FLOW-STATE COACHING PART 2
By Scott Ford
Performance soul is developed through flow-state training practices that deactivate ego and activate soul, and then by taking the flow-state into their different fields of performance complexity. Would that this transformation could be solidified overnight, but flow is only solidified when it is practiced. Otherwise flow is all theory, no application. All hat, no cowboy.
Tier 2 training trains both cowboy and hat, equally and simultaneously through mental, emotional, and spiritual state training practices like those seen in EVO FIT, where not only are players trained for the physical, mental, and emotional complexities of competition, but they are also trained to handle the spiritual complexities of competition as well. Tier 2 training awakens and develops your performance soul, who then proceeds to play your socks off!
At least that’s the theory of how playing in a flow-state improves your game. And why wouldn’t it? There is nothing about flow that can screw up a player's existing game. The only thing that flow screws up is a player's existing ego. Simply put, choosing non-dual flow messes with your dualistic ego. You can count on it. Sports psychology tells us we can’t use ego to create an egoless state. We can, however, train our ego to turn itself off, and in so doing, turn on our performance soul.
(Note to coaches: your ego despises deactivation training, especially when it involves actively training your ego’s archrival – your performance soul).
In the red corner, wanting to win the competition, is your dualistic ego, while in the green corner, wanting to be one with the competition, is your non-dual soul.
The deepest competition we face in performance sports is the fundamental competition between ego and soul. Talk about a sibling rivalry! Ego vs Soul. It happens every time we walk onto the playing field or enter into competitive situations. Ego sees competition as me wanting to kick your ass for a win. By comparison, soul, sees competition as you and me kicking ass together, win or lose.

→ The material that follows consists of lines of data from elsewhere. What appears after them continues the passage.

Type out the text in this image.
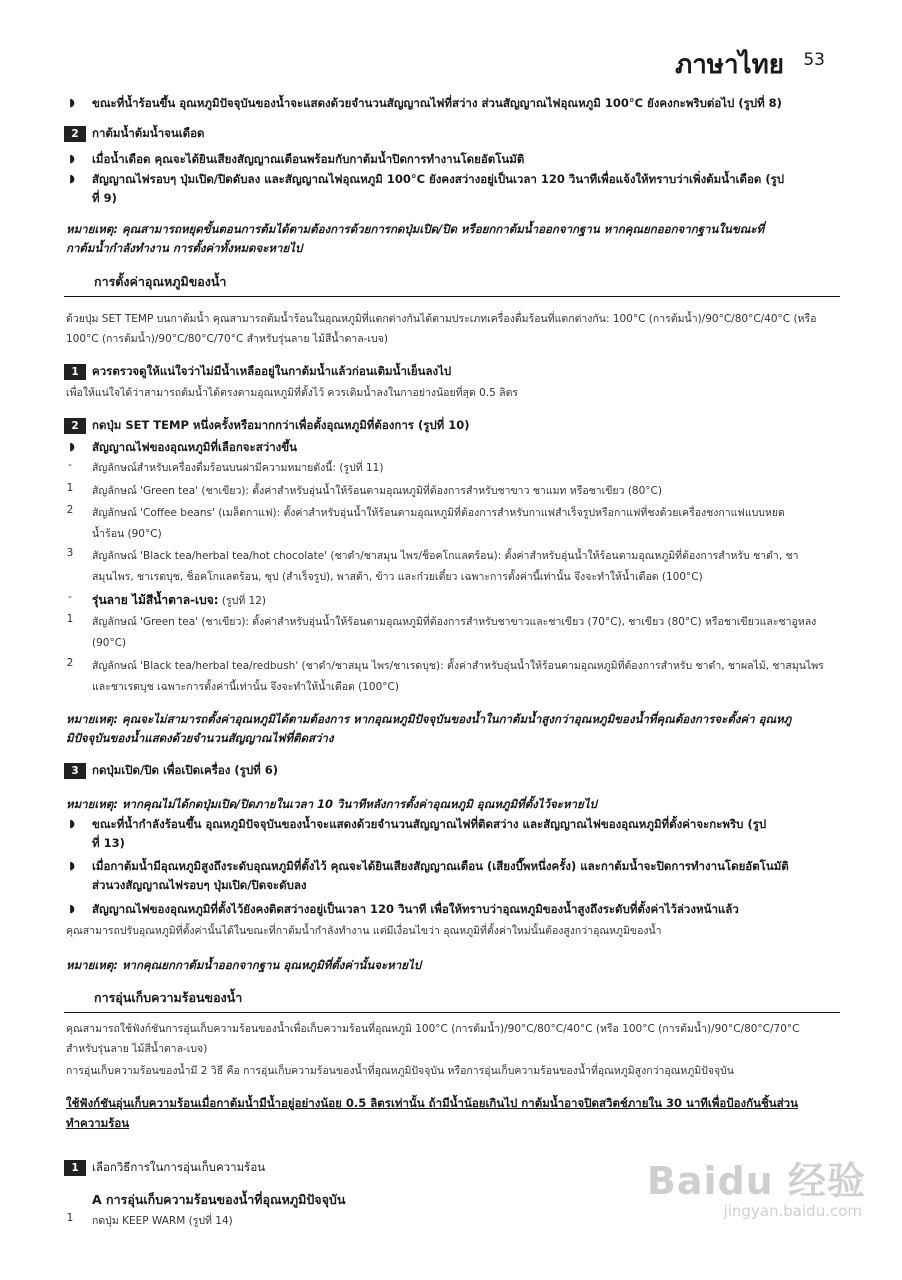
ภาษาไทย 53
◗	ขณะที่น้ำร้อนขึ้น อุณหภูมิปัจจุบันของน้ำจะแสดงด้วยจำนวนสัญญาณไฟที่สว่าง ส่วนสัญญาณไฟอุณหภูมิ 100°C ยังคงกะพริบต่อไป (รูปที่ 8)
2	กาต้มน้ำต้มน้ำจนเดือด
◗	เมื่อน้ำเดือด คุณจะได้ยินเสียงสัญญาณเตือนพร้อมกับกาต้มน้ำปิดการทำงานโดยอัตโนมัติ
◗	สัญญาณไฟรอบๆ ปุ่มเปิด/ปิดดับลง และสัญญาณไฟอุณหภูมิ 100°C ยังคงสว่างอยู่เป็นเวลา 120 วินาทีเพื่อแจ้งให้ทราบว่าเพิ่งต้มน้ำเดือด (รูป
ที่ 9)
หมายเหตุ: คุณสามารถหยุดขั้นตอนการต้มได้ตามต้องการด้วยการกดปุ่มเปิด/ปิด หรือยกกาต้มน้ำออกจากฐาน หากคุณยกออกจากฐานในขณะที่
กาต้มน้ำกำลังทำงาน การตั้งค่าทั้งหมดจะหายไป
การตั้งค่าอุณหภูมิของน้ำ
ด้วยปุ่ม SET TEMP บนกาต้มน้ำ คุณสามารถต้มน้ำร้อนในอุณหภูมิที่แตกต่างกันได้ตามประเภทเครื่องดื่มร้อนที่แตกต่างกัน: 100°C (การต้มน้ำ)/90°C/80°C/40°C (หรือ
100°C (การต้มน้ำ)/90°C/80°C/70°C สำหรับรุ่นลาย ไม้สีน้ำตาล-เบจ)
1	ควรตรวจดูให้แน่ใจว่าไม่มีน้ำเหลืออยู่ในกาต้มน้ำแล้วก่อนเติมน้ำเย็นลงไป
เพื่อให้แน่ใจได้ว่าสามารถต้มน้ำได้ตรงตามอุณหภูมิที่ตั้งไว้ ควรเติมน้ำลงในกาอย่างน้อยที่สุด 0.5 ลิตร
2	กดปุ่ม SET TEMP หนึ่งครั้งหรือมากกว่าเพื่อตั้งอุณหภูมิที่ต้องการ (รูปที่ 10)
◗	สัญญาณไฟของอุณหภูมิที่เลือกจะสว่างขึ้น
-	สัญลักษณ์สำหรับเครื่องดื่มร้อนบนฝามีความหมายดังนี้: (รูปที่ 11)
1	สัญลักษณ์ 'Green tea' (ชาเขียว): ตั้งค่าสำหรับอุ่นน้ำให้ร้อนตามอุณหภูมิที่ต้องการสำหรับชาขาว ชาแมท หรือชาเขียว (80°C)
2	สัญลักษณ์ 'Coffee beans' (เมล็ดกาแฟ): ตั้งค่าสำหรับอุ่นน้ำให้ร้อนตามอุณหภูมิที่ต้องการสำหรับกาแฟสำเร็จรูปหรือกาแฟที่ชงด้วยเครื่องชงกาแฟแบบหยด
น้ำร้อน (90°C)
3	สัญลักษณ์ 'Black tea/herbal tea/hot chocolate' (ชาดำ/ชาสมุน ไพร/ช็อคโกแลตร้อน): ตั้งค่าสำหรับอุ่นน้ำให้ร้อนตามอุณหภูมิที่ต้องการสำหรับ ชาดำ, ชา
สมุนไพร, ชาเรดบุช, ช็อคโกแลตร้อน, ซุป (สำเร็จรูป), พาสต้า, ข้าว และก๋วยเตี๋ยว เฉพาะการตั้งค่านี้เท่านั้น จึงจะทำให้น้ำเดือด (100°C)
-	รุ่นลาย ไม้สีน้ำตาล-เบจ: (รูปที่ 12)
1	สัญลักษณ์ 'Green tea' (ชาเขียว): ตั้งค่าสำหรับอุ่นน้ำให้ร้อนตามอุณหภูมิที่ต้องการสำหรับชาขาวและชาเขียว (70°C), ชาเขียว (80°C) หรือชาเขียวและชาอูหลง
(90°C)
2	สัญลักษณ์ 'Black tea/herbal tea/redbush' (ชาดำ/ชาสมุน ไพร/ชาเรดบุช): ตั้งค่าสำหรับอุ่นน้ำให้ร้อนตามอุณหภูมิที่ต้องการสำหรับ ชาดำ, ชาผลไม้, ชาสมุนไพร
และชาเรดบุช เฉพาะการตั้งค่านี้เท่านั้น จึงจะทำให้น้ำเดือด (100°C)
หมายเหตุ: คุณจะไม่สามารถตั้งค่าอุณหภูมิได้ตามต้องการ หากอุณหภูมิปัจจุบันของน้ำในกาต้มน้ำสูงกว่าอุณหภูมิของน้ำที่คุณต้องการจะตั้งค่า อุณหภู
มิปัจจุบันของน้ำแสดงด้วยจำนวนสัญญาณไฟที่ติดสว่าง
3	กดปุ่มเปิด/ปิด เพื่อเปิดเครื่อง (รูปที่ 6)
หมายเหตุ: หากคุณไม่ได้กดปุ่มเปิด/ปิดภายในเวลา 10 วินาทีหลังการตั้งค่าอุณหภูมิ อุณหภูมิที่ตั้งไว้จะหายไป
◗	ขณะที่น้ำกำลังร้อนขึ้น อุณหภูมิปัจจุบันของน้ำจะแสดงด้วยจำนวนสัญญาณไฟที่ติดสว่าง และสัญญาณไฟของอุณหภูมิที่ตั้งค่าจะกะพริบ (รูป
ที่ 13)
◗	เมื่อกาต้มน้ำมีอุณหภูมิสูงถึงระดับอุณหภูมิที่ตั้งไว้ คุณจะได้ยินเสียงสัญญาณเตือน (เสียงบี๊พหนึ่งครั้ง) และกาต้มน้ำจะปิดการทำงานโดยอัตโนมัติ
ส่วนวงสัญญาณไฟรอบๆ ปุ่มเปิด/ปิดจะดับลง
◗	สัญญาณไฟของอุณหภูมิที่ตั้งไว้ยังคงติดสว่างอยู่เป็นเวลา 120 วินาที เพื่อให้ทราบว่าอุณหภูมิของน้ำสูงถึงระดับที่ตั้งค่าไว้ล่วงหน้าแล้ว
คุณสามารถปรับอุณหภูมิที่ตั้งค่านั้นได้ในขณะที่กาต้มน้ำกำลังทำงาน แต่มีเงื่อนไขว่า อุณหภูมิที่ตั้งค่าใหม่นั้นต้องสูงกว่าอุณหภูมิของน้ำ
หมายเหตุ: หากคุณยกกาต้มน้ำออกจากฐาน อุณหภูมิที่ตั้งค่านั้นจะหายไป
การอุ่นเก็บความร้อนของน้ำ
คุณสามารถใช้ฟังก์ชันการอุ่นเก็บความร้อนของน้ำเพื่อเก็บความร้อนที่อุณหภูมิ 100°C (การต้มน้ำ)/90°C/80°C/40°C (หรือ 100°C (การต้มน้ำ)/90°C/80°C/70°C
สำหรับรุ่นลาย ไม้สีน้ำตาล-เบจ)
การอุ่นเก็บความร้อนของน้ำมี 2 วิธี คือ การอุ่นเก็บความร้อนของน้ำที่อุณหภูมิปัจจุบัน หรือการอุ่นเก็บความร้อนของน้ำที่อุณหภูมิสูงกว่าอุณหภูมิปัจจุบัน
ใช้ฟังก์ชันอุ่นเก็บความร้อนเมื่อกาต้มน้ำมีน้ำอยู่อย่างน้อย 0.5 ลิตรเท่านั้น ถ้ามีน้ำน้อยเกินไป กาต้มน้ำอาจปิดสวิตช์ภายใน 30 นาทีเพื่อป้องกันชิ้นส่วน
ทำความร้อน
1	เลือกวิธีการในการอุ่นเก็บความร้อน
A การอุ่นเก็บความร้อนของน้ำที่อุณหภูมิปัจจุบัน
1	กดปุ่ม KEEP WARM (รูปที่ 14)
Baidu 经验
jingyan.baidu.com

As David Meggyesy, one of EVO Sports founding members reminds us, the word “competition” comes from the Latin word “competere,” which means “to strive together.” It does not mean “I kick your ass, or you kick mine.”
Understand that the evolution of sport is also the evolution of competition, and that competition is rooted in collaborative unity, striving together. Its branches, however, have evolved into competitive rivalries that have a dualistic history of striving against.
Question: how is dualistic rivalry working for you? How is it working in the games you play? How is it working in your life? On a larger scale, how is dualistic rivalry working for Planet Earth?
If we take a global perspective on dualistic rivalry, the picture we get is… Well, you can take your own picture of the global state of the planet, but the chances are, it won’t be a picture of global unity. Instead it will be a snapshot of global division, of ancient and storied rivalries between countries and cultures and beliefs systems. About the only culture we have in common around the globe is the culture of sport, which contains examples of both rivalry and collaborative competitions. Striving against vs striving together.
Which form of competition seems more appropriate for the global times, called by Jean Houston, “a time of whole system transition?” I don’t know about you as a player, and I don’t know about you as a coach. I just know about me as a player and a coach, and for me, this time of whole system transition is the perfect time for the emergence of the transformational training practices we see in programs like EVO FIT, or Catt Tripoli’s “Conscious Fitness” training, or Jamie Zimron’s “Centered Golf.” All of EVO Sport’s transformational practices are designed to transform human beings while the whole system around us transitions for better or worse.
Transformational coaching seems perfectly appropriate during times of whole system transition, so I’m betting on the expansion of Tier 2 coaching and performance transformations to start showing up in the “Bigs,” and then to filter down into the everyday performances we see at the level of rec-center complexity.
The levels of complexity range from high to low, and now that we know how to coach conscious flow, the question becomes why coach it in the first place when winning pays the rent? If playing in the zone could always guarantee a win, then the culture of sport would be all over it, but currently, flow-state coaching is still in its emergent stage, called the Integral Stage in developmental psychology. At EVO Sports, we call it “Home.”